Depuis le 1er janvier, tous les aspirants à la naturalisation française qui n'ont pas obtenu de diplôme en France doivent prouver leur maîtrise du français "d'un niveau égal ou supérieur au niveau requis", à savoir le niveau de fin de scolarité obligatoire. Seuls quatre organismes sont habilités par le ministère de l'intérieur à délivrer le précieux sésame. Ce mardi 24 avril, ils sont 78 candidats inscrits pour l'examen d'évaluation, proposé ici par l'entreprise américaine ETS Global.

"JE PARLE TRÈS BIEN FRANÇAIS, VOUS SAVEZ"

Une femme d'une cinquantaine d'année, chemise blanche, pantalon noir et talons discrets, s'avance vers le bureau, où se tient un surveillant qui vient de lui demander de présenter sa carte de séjour. "Excusez-moi, je n'ai pas compris, c'est le stress", dit-elle, avec un léger accent qui trahit son origine algérienne. Dans un souffle, elle ajoute : "Je parle très bien français, vous savez." Sur le petit document plastifié qu'elle tend au surveillant, Fatima a quelques années de moins, ses yeux sont soulignés d'un épais trait de khôl noir. "Motif du séjour : vie privée et familiale, autorise son titulaire à travailler", peut-on y lire.

L'Algérienne pénètre dans la salle. Cinq rangées de dix tables individuelles et numérotées sont alignées devant une estrade, physionomie classique d'une salle d'examen. Mais pour Fatima, qui vit en France depuis douze ans, c'est une première. "C'est un peu impressionnant", reconnait timidement cette vendeuse dans un grand magasin parisien, "mais c'est l'examen d'une vie". On lui indique une table au fond de la salle où déposer son sac, un cintre à l'entrée où laisser son manteau. "Prenez juste votre carte de séjour et éteignez votre téléphone portable", répète invariablement l'un des trois surveillants de la salle.

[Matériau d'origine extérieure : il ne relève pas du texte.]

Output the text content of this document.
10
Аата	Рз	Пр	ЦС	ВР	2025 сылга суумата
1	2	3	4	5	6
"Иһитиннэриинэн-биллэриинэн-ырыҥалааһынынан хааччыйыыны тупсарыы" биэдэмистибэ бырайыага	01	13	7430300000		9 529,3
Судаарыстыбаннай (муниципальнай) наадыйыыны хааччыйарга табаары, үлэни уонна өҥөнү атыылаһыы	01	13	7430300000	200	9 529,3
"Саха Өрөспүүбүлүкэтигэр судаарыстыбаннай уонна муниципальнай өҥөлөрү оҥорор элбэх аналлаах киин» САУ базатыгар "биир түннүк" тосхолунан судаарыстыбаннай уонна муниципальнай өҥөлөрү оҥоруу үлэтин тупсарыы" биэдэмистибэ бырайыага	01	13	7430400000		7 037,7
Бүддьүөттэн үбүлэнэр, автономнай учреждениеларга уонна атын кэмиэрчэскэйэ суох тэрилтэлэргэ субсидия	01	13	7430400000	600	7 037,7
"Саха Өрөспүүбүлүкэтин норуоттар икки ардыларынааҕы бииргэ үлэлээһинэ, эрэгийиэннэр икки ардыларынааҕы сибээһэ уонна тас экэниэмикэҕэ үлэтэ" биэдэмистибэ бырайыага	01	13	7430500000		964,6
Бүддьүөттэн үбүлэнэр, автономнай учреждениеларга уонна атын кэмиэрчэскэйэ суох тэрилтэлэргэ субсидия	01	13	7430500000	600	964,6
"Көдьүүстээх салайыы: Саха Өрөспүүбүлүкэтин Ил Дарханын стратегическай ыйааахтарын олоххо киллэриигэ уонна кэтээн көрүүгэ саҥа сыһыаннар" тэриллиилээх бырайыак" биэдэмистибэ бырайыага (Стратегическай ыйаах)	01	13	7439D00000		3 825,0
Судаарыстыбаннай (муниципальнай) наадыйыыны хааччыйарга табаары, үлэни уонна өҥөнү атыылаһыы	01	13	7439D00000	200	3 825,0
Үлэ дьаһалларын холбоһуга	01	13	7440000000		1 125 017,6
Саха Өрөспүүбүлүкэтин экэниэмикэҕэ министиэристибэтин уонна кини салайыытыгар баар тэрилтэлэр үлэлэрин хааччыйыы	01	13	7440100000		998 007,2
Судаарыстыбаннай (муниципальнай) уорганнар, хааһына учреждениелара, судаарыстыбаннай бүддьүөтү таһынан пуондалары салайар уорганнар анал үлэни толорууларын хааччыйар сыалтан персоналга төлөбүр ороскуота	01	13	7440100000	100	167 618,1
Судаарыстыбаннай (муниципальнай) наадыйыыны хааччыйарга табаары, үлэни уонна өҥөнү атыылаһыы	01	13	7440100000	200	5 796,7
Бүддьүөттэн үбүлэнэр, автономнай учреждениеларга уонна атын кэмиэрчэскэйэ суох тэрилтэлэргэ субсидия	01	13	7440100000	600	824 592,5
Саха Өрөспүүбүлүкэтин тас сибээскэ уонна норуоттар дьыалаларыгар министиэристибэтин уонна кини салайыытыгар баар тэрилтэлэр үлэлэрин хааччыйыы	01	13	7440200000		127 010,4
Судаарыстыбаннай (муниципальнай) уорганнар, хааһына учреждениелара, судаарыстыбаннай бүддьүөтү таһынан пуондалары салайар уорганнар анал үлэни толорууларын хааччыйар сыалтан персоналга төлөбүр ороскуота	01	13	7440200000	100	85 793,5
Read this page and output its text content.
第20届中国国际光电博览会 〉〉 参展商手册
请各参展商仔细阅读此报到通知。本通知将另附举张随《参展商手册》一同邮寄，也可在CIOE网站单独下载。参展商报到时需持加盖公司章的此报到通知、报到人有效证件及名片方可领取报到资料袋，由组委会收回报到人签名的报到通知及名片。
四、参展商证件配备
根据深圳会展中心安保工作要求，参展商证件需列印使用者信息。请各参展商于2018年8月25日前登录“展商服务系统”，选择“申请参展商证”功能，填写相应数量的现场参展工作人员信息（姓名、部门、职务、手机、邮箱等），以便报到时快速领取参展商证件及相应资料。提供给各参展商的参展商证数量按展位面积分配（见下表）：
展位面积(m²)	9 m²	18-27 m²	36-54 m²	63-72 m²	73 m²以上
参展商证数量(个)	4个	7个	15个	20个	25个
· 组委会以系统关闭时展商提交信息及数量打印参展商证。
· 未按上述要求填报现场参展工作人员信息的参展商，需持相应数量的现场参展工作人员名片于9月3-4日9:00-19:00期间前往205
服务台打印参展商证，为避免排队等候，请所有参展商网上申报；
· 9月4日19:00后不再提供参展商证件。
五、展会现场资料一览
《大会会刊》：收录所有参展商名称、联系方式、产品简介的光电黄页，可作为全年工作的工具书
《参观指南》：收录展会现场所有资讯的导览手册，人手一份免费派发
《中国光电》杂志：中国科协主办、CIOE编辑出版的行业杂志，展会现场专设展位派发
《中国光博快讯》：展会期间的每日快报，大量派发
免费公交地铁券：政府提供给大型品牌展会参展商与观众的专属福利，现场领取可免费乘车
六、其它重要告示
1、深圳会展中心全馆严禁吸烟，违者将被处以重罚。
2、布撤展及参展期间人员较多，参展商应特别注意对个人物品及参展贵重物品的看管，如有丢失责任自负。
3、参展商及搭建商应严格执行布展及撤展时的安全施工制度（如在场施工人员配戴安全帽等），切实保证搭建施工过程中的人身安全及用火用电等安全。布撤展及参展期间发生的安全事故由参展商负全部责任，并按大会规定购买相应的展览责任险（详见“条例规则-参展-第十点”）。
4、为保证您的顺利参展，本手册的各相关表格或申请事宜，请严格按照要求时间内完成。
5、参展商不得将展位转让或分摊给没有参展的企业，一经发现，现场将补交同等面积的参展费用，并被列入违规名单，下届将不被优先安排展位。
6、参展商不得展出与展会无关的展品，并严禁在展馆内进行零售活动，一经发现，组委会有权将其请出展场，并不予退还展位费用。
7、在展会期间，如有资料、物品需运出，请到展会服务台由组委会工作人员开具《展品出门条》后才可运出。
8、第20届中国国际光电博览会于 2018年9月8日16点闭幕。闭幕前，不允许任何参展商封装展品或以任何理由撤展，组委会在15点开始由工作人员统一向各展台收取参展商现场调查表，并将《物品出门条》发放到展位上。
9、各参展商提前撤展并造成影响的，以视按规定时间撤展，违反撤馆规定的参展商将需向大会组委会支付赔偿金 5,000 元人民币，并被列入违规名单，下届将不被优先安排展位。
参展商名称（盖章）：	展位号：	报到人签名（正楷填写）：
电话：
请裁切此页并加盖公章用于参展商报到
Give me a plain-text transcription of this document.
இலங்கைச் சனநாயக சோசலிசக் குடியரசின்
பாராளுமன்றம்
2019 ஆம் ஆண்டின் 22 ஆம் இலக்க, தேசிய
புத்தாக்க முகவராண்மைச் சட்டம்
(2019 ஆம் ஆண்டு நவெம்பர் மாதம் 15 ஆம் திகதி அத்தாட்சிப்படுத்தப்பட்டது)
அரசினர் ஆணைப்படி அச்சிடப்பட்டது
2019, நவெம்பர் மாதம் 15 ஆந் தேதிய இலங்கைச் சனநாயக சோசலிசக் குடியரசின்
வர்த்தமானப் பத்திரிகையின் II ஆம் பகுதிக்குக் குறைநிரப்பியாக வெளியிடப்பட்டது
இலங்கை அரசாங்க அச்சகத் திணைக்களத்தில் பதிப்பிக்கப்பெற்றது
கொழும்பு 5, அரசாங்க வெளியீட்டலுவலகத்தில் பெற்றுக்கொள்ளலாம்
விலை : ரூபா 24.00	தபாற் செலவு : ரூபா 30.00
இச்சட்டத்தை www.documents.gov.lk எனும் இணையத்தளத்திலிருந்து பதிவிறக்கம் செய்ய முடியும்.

A côté d'elle, un Asiatique demande s'il peut garder "un stylo de secours". "C'est bien d'être prévoyant, mais ne vous inquiétez pas, on n'a pas de pénurie de stylos", plaisante la surveillante, qui se tourne vers une jeune femme blonde et lui demande si elle ne veut pas enlever sa veste, "pour ne pas avoir trop chaud". Surprise comme si c'était la première question du test, elle souffle un "Non merci" à peine audible, avant de gagner son siège.

Derrière elle, un homme, la soixantaine, bonnet bleu marine enfoncé sur le crâne, peine à éteindre son téléphone. "Ah non monsieur, je ne sais pas comment il marche, moi - C'est bon là ? - Ah non, il y a encore de la lumière." Avec le concours de deux autres candidats, le téléphone est finalement éteint.

"CERTAINS JOUENT LEUR VIE"

A mesure que la salle se remplit, les costume-cravate se mélangent aux T-shirt et sandales, les djellabas côtoient les sweats à capuche. "La difficulté de ce type de tests, c'est que les candidats ont des profils très différents : ils viennent de tous les pays, ont tous les âges, tous les parcours", explique Olivier Fromont, responsable chez ETS Global. "On trouve par exemple des gens qui ont un bac + 7 dans leur pays, mais sont sans-diplômes en France, ou des gens qui n'ont jamais passé d'examen de leur vie", explique le responsable.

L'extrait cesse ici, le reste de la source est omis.